We wanted to make things simple, but it was also important to keep the freedom and control that comes with scripts.
What have we learnt?
Working with graphics in this way has provided many benefits.
The focus on creating a reproducible workflow means we can create as many charts as possible completely in R, without having to open them up in a different program to add finishing touches, and collecting all our knowledge in one place made it easy to spread to team members less comfortable with using R.
Most important, perhaps, was the team work: we made exponential gains in knowledge by pooling our efforts and sharing our skills. Because developing our use of R was not one person’s sole responsibility, but rather shared among several people on the data team experimenting in parallel, our collected knowledge grew much faster than it would otherwise have done.
Teaching others — an unintended consequence
Another key benefit of creating production-ready graphics using ggplot2 was not something we necessarily planned for when we set off down this route.
Positive reactions from colleagues from other parts of the team led us to develop a six-week course internally, to get people up to speed with the very basics of using R and making graphics using bbplot and the cookbook.
The course is not a magic formula to teach people everything about R in six short lessons, but rather aims to get people completely new to R accustomed to what it is.
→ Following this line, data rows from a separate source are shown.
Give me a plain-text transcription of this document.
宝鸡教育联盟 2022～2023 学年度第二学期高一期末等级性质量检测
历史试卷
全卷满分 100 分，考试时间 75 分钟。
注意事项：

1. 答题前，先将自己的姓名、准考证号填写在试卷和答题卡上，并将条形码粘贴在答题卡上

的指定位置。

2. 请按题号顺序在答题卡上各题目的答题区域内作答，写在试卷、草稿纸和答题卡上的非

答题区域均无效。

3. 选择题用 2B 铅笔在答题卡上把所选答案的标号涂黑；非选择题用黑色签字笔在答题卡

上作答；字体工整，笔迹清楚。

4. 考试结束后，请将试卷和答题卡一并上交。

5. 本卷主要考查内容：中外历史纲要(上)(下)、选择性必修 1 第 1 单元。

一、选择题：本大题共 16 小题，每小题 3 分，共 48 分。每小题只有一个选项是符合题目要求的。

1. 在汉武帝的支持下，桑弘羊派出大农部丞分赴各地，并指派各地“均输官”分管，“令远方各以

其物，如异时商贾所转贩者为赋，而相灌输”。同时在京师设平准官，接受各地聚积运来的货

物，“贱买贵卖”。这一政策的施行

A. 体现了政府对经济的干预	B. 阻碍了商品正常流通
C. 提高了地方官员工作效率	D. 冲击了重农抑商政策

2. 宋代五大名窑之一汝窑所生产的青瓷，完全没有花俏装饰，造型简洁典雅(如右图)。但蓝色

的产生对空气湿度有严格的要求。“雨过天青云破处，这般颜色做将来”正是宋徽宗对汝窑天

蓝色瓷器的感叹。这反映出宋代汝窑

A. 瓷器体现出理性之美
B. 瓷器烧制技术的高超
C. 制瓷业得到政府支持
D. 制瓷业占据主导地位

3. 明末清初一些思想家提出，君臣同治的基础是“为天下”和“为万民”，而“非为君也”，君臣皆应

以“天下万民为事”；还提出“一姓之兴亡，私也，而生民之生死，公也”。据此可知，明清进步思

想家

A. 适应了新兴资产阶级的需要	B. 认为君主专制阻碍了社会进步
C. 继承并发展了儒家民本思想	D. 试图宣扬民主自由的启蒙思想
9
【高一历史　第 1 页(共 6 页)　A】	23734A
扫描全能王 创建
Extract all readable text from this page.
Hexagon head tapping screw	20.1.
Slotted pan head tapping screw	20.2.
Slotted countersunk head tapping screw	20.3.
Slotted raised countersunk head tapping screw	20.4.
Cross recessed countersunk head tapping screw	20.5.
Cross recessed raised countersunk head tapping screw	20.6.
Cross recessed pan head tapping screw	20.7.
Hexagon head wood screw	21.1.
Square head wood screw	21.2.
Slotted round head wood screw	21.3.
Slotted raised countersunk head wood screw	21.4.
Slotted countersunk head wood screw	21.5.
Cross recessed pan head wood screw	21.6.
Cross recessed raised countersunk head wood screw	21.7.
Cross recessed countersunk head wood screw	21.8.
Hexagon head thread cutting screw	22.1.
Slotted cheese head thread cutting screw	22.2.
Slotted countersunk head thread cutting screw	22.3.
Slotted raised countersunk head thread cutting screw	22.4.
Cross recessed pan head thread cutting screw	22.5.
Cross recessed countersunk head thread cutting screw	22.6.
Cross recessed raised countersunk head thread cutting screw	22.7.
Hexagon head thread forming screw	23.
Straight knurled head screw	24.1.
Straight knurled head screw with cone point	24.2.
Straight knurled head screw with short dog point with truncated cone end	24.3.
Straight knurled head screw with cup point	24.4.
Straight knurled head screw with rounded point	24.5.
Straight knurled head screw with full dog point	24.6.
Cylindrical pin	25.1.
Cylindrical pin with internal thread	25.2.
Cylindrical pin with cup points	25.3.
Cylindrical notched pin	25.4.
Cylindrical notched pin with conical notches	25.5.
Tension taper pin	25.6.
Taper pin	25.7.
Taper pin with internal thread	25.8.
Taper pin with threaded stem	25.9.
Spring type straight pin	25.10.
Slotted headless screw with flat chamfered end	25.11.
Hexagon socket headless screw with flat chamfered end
Each week we introduce one concept, talk it through with them and point them to online tutorials they can complete over the course of the week. We have a Slack channel for course participants where they can discuss issues or ask for help.
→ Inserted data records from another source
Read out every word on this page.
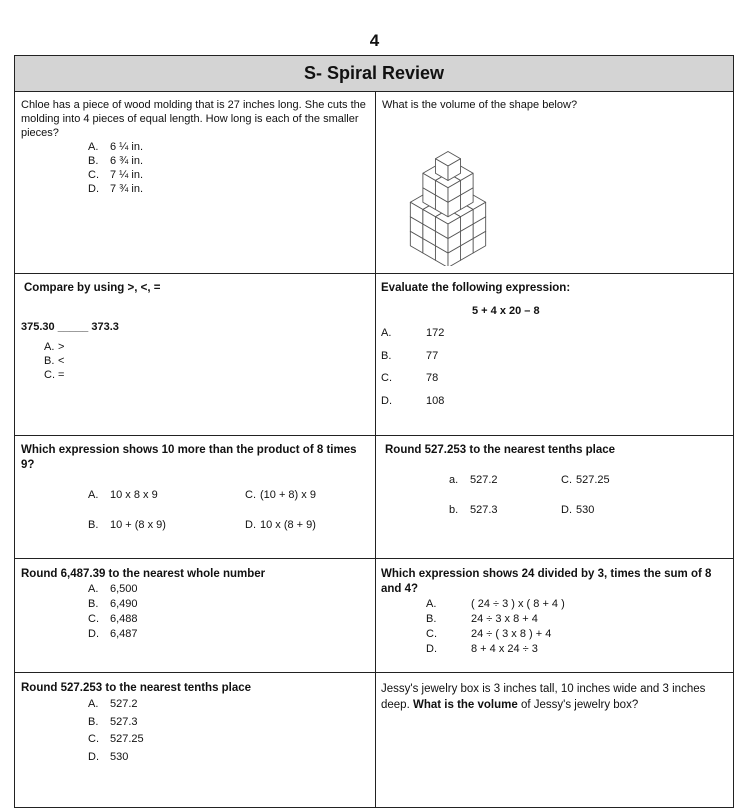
4
S- Spiral Review
Chloe has a piece of wood molding that is 27 inches long. She cuts the molding into 4 pieces of equal length. How long is each of the smaller pieces?
A.	6 ¼ in.
B.	6 ¾ in.
C.	7 ¼ in.
D.	7 ¾ in.
What is the volume of the shape below?
Compare by using >, <, =
375.30 _____ 373.3
A. >
B. <
C. =
Evaluate the following expression:
5 + 4 x 20 – 8
A.	172
B.	77
C.	78
D.	108
Which expression shows 10 more than the product of 8 times 9?
A.	10 x 8 x 9
B.	10 + (8 x 9)
C. (10 + 8) x 9
D. 10 x (8 + 9)
Round 527.253 to the nearest tenths place
a.	527.2
b.	527.3
C. 527.25
D. 530
Round 6,487.39 to the nearest whole number
A.	6,500
B.	6,490
C.	6,488
D.	6,487
Which expression shows 24 divided by 3, times the sum of 8 and 4?
A.	( 24 ÷ 3 ) x ( 8 + 4 )
B.	24 ÷ 3 x 8 + 4
C.	24 ÷ ( 3 x 8 ) + 4
D.	8 + 4 x 24 ÷ 3
Round 527.253 to the nearest tenths place
A.	527.2
B.	527.3
C.	527.25
D.	530
Jessy's jewelry box is 3 inches tall, 10 inches wide and 3 inches deep. What is the volume of Jessy's jewelry box?
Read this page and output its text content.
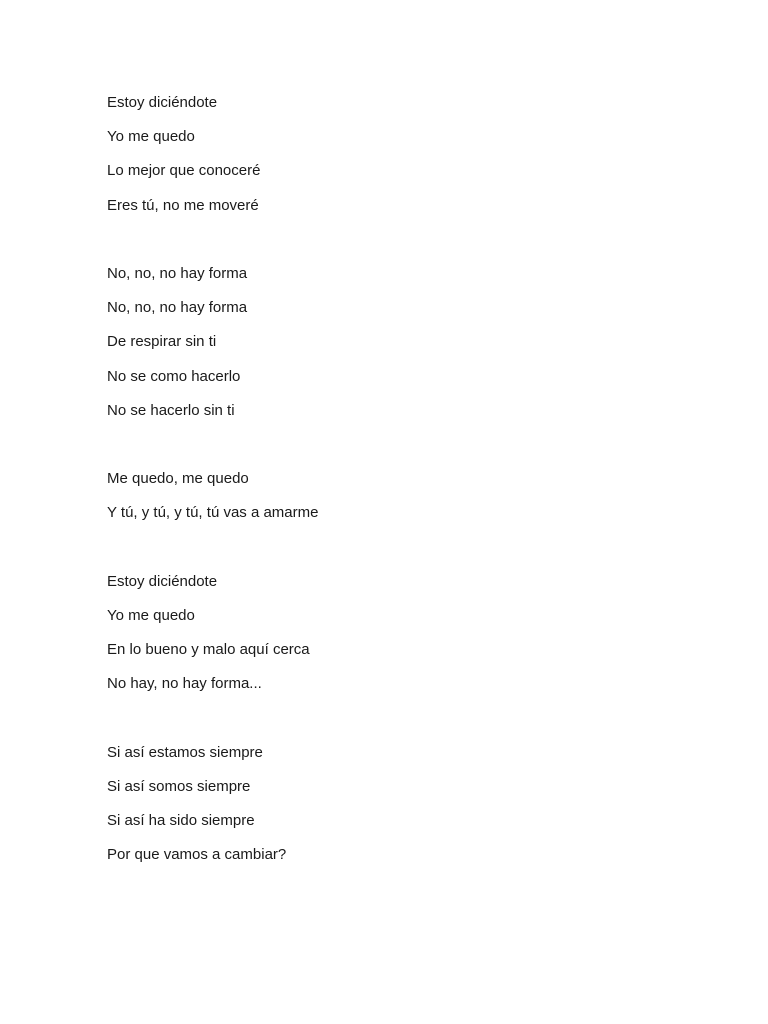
Estoy diciéndote
Yo me quedo
Lo mejor que conoceré
Eres tú, no me moveré
No, no, no hay forma
No, no, no hay forma
De respirar sin ti
No se como hacerlo
No se hacerlo sin ti
Me quedo, me quedo
Y tú, y tú, y tú, tú vas a amarme
Estoy diciéndote
Yo me quedo
En lo bueno y malo aquí cerca
No hay, no hay forma...
Si así estamos siempre
Si así somos siempre
Si así ha sido siempre
Por que vamos a cambiar?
Over the six weeks, participants go through how to load data into R, different data types, some very basic data manipulation and analysis in R using tidyverse packages as well as an introduction into ggplot2. At the end of the course, they are given a challenge to produce a basic chart from raw data using all the different skills, concepts and code they learnt.
The course concludes with a three-hour workshop on how the bbplot package works and how to use our R cookbook effectively. We have found that showing people the cookbook and the graphics they should be able to produce within six weeks, doesn’t make it easier to learn R — but there is much more of an incentive to dive into it with a target in mind, knowing how it can help them in their day-to-day work.
One of the major successes of running the course for our colleagues has been how that has stimulated some participants to keep using R and improving their ggplot2 knowledge.
Many of them now have a better understanding as to how and why certain things work beyond copying code we prepared for them and are now producing charts that were not part of the cookbook recipes with progressively less hands-on help from the data team.
The next step? To see everyone on the team adding recipes to the cookbook and committing code to Github.